La pandémie de Covid, la guerre en Ukraine, la contraction économique ou encore le très récent conflit au Proche-Orient témoignent d'une fragilisation inédite de l'ensemble du cadre d'action des États comme des entreprises.

Ce constat préoccupant laisse craindre pour leur viabilité à long terme, tandis que ruptures d'approvisionnement, pénuries et phénomènes d'inflation se multiplient sur toutes les géographies.

« Réflexe souveraineté »

Ce contexte de « polycrise » doit être l'occasion d'un sursaut vers le plein déploiement de la souveraineté française et européenne, notion qui se revitalise et s'impose désormais comme un prisme de réflexion et d'action essentiel pour les dirigeants. Il est temps de tirer les leçons des erreurs passées par une nécessaire prise de conscience des décideurs et l'adoption d'un « réflexe souveraineté ».

Après plusieurs décennies de sous-investissement dans les secteurs stratégiques et de réorganisation des chaînes de valeur privilégiant un court-termisme consumériste, les acteurs institutionnels et économiques remettent aujourd'hui en question la durabilité d'un modèle basé exclusivement sur le libre-échangisme et un « doux commerce ». Il n'est plus si confortable de se situer à l'aval des chaines de valeur et de production : il s'agit de se donner les moyens de son autonomie. En Europe comme en France, l'on s'interroge sur ses dépendances, ses failles, ses forces, et ses capacités à résister à des chocs exogènes. Et l'on en revient à la source de la puissance géoéconomique et de la résilience.

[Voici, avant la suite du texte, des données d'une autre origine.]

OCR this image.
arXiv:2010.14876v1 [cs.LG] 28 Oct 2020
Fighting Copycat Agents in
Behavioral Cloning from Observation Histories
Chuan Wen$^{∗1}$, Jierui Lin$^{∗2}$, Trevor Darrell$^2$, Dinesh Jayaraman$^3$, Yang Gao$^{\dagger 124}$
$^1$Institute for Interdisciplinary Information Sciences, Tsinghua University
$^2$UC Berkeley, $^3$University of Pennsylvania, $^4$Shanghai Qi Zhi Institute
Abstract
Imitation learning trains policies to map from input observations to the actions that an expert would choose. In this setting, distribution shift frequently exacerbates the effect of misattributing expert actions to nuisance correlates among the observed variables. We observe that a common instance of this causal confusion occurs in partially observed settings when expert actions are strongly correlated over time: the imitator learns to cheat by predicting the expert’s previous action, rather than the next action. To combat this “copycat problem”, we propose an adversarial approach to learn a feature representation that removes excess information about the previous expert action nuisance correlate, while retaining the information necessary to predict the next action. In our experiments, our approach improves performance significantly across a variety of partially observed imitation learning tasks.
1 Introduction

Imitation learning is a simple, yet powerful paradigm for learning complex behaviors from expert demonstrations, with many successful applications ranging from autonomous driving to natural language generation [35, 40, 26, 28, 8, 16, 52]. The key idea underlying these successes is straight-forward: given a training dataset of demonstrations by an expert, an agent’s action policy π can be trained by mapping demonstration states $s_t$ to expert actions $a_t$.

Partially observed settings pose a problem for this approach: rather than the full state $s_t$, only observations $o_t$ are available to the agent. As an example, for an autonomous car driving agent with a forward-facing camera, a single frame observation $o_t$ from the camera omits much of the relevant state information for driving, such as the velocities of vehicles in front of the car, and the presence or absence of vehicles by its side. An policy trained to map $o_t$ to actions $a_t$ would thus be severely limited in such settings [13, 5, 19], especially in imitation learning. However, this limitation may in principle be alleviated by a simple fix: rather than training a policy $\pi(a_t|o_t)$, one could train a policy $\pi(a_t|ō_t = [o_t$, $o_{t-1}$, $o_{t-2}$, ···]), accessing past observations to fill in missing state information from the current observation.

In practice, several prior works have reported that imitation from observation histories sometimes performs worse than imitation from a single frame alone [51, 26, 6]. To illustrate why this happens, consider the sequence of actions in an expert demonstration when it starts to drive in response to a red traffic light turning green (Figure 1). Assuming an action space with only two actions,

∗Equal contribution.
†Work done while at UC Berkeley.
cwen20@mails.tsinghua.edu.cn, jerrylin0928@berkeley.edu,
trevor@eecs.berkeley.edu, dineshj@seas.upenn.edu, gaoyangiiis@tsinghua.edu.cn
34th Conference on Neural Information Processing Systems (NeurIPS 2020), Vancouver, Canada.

Dès janvier 2022, l'Institut Choiseul s'est saisi de ce sujet vital en créant l' « Initiative Souveraineté », une plateforme ad hoc dédiée aux enjeux de souveraineté et de résilience. S'y rencontrent et interviennent des personnalités issues de tous secteurs et d'organisations diverses - petites à grandes entreprises, haute administration, institutions, collectivités - aussi bien pourvoyeurs qu'utilisateurs de solutions souveraines. Ces dirigeants ont une vision et une pratique de la souveraineté : nous nous devions de les fédérer pour leur permettre de partager leurs bonnes pratiques et de faire front commun. En réunissant plusieurs centaines de décideurs privés et publics à l'occasion d'événements réguliers, l'Initiative a mis un « focus souveraineté », sorte de stress test conceptuel, sur plusieurs facettes de notre économie.

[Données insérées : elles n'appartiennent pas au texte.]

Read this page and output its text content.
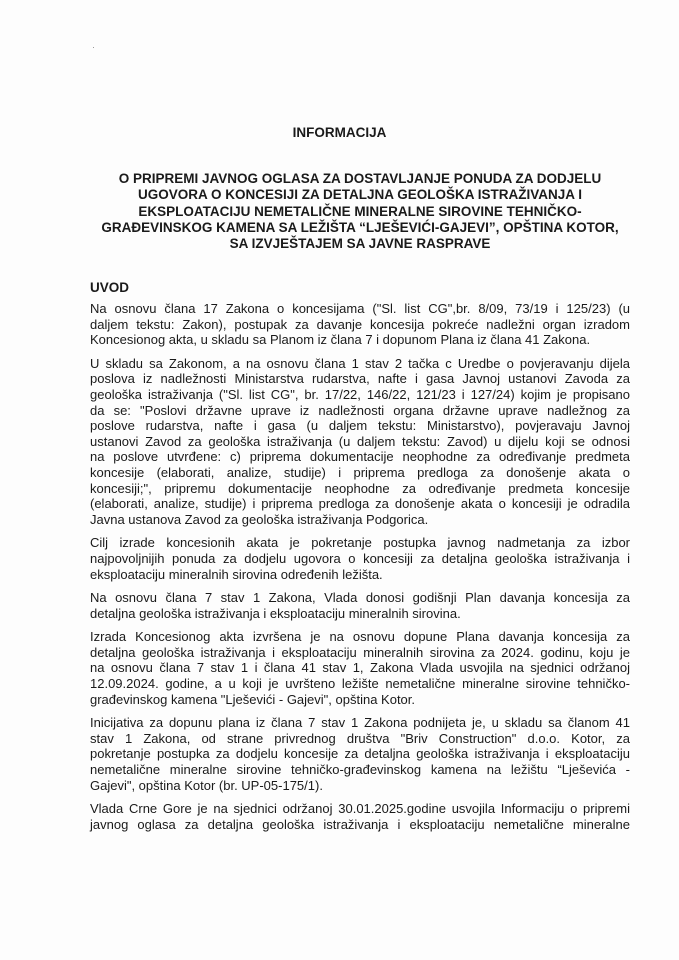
INFORMACIJA
O PRIPREMI JAVNOG OGLASA ZA DOSTAVLJANJE PONUDA ZA DODJELU
UGOVORA O KONCESIJI ZA DETALJNA GEOLOŠKA ISTRAŽIVANJA I
EKSPLOATACIJU NEMETALIČNE MINERALNE SIROVINE TEHNIČKO-
GRAĐEVINSKOG KAMENA SA LEŽIŠTA “LJEŠEVIĆI-GAJEVI”, OPŠTINA KOTOR,
SA IZVJEŠTAJEM SA JAVNE RASPRAVE
UVOD
Na osnovu člana 17 Zakona o koncesijama ("Sl. list CG",br. 8/09, 73/19 i 125/23) (u
daljem tekstu: Zakon), postupak za davanje koncesija pokreće nadležni organ izradom
Koncesionog akta, u skladu sa Planom iz člana 7 i dopunom Plana iz člana 41 Zakona.
U skladu sa Zakonom, a na osnovu člana 1 stav 2 tačka c Uredbe o povjeravanju dijela
poslova iz nadležnosti Ministarstva rudarstva, nafte i gasa Javnoj ustanovi Zavoda za
geološka istraživanja ("Sl. list CG", br. 17/22, 146/22, 121/23 i 127/24) kojim je propisano
da se: "Poslovi državne uprave iz nadležnosti organa državne uprave nadležnog za
poslove rudarstva, nafte i gasa (u daljem tekstu: Ministarstvo), povjeravaju Javnoj
ustanovi Zavod za geološka istraživanja (u daljem tekstu: Zavod) u dijelu koji se odnosi
na poslove utvrđene: c) priprema dokumentacije neophodne za određivanje predmeta
koncesije (elaborati, analize, studije) i priprema predloga za donošenje akata o
koncesiji;", pripremu dokumentacije neophodne za određivanje predmeta koncesije
(elaborati, analize, studije) i priprema predloga za donošenje akata o koncesiji je odradila
Javna ustanova Zavod za geološka istraživanja Podgorica.
Cilj izrade koncesionih akata je pokretanje postupka javnog nadmetanja za izbor
najpovoljnijih ponuda za dodjelu ugovora o koncesiji za detaljna geološka istraživanja i
eksploataciju mineralnih sirovina određenih ležišta.
Na osnovu člana 7 stav 1 Zakona, Vlada donosi godišnji Plan davanja koncesija za
detaljna geološka istraživanja i eksploataciju mineralnih sirovina.
Izrada Koncesionog akta izvršena je na osnovu dopune Plana davanja koncesija za
detaljna geološka istraživanja i eksploataciju mineralnih sirovina za 2024. godinu, koju je
na osnovu člana 7 stav 1 i člana 41 stav 1, Zakona Vlada usvojila na sjednici održanoj
12.09.2024. godine, a u koji je uvršteno ležište nemetalične mineralne sirovine tehničko-
građevinskog kamena "Lješevići - Gajevi", opština Kotor.
Inicijativa za dopunu plana iz člana 7 stav 1 Zakona podnijeta je, u skladu sa članom 41
stav 1 Zakona, od strane privrednog društva "Briv Construction" d.o.o. Kotor, za
pokretanje postupka za dodjelu koncesije za detaljna geološka istraživanja i eksploataciju
nemetalične mineralne sirovine tehničko-građevinskog kamena na ležištu “Lješevića -
Gajevi", opština Kotor (br. UP-05-175/1).
Vlada Crne Gore je na sjednici održanoj 30.01.2025.godine usvojila Informaciju o pripremi
javnog oglasa za detaljna geološka istraživanja i eksploataciju nemetalične mineralne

Enjeux connexes et stratégiques

Ces riches débats donnent aujourd'hui naissance à un document stratégique, compilation d'analyses et de propositions concrètes, feuille de route pour une souveraineté à reconquérir.

La souveraineté correspond avant tout à la capacité à produire sur son territoire, à nourrir sa population et à la défendre. Autour de ces trois piliers s'agrègent de très nombreux enjeux connexes et stratégiques : l'énergie, qui met le monde en mouvement ; la cybersécurité, pierre d'angle de sécurité dans un monde en croissante numérisation ; la réindustrialisation, fer de lance d'une revalorisation de notre économie et de notre balance commerciale par les territoires ; la finance, levier et accélérateur de transitions... Mais aussi la puissance spatiale, l'économie « bleue », les minerais et métaux dits stratégiques, les infrastructures numériques, autant d'actifs de souveraineté à promouvoir.

Chaque secteur, chaque filière gagnerait aujourd'hui à s'engager dans une introspection et identifier ses failles, ses capacités de rebonds et sa marge de résilience. La souveraineté économique n'a rien d'un concept autarcique : il s'agit plutôt d'un idéal capacitaire à recouvrer en France et en Europe.

Deux piliers sont indispensables pour la mettre en musique : les pouvoirs publics et les entreprises. Leur action doit être coordonnée, car leurs intérêts sont convergents : la sécurité économique, la protection et le niveau de vie des citoyens, mais aussi un cadre de développement et de croissance, des valeurs et des normes, font de la souveraineté un projet de société.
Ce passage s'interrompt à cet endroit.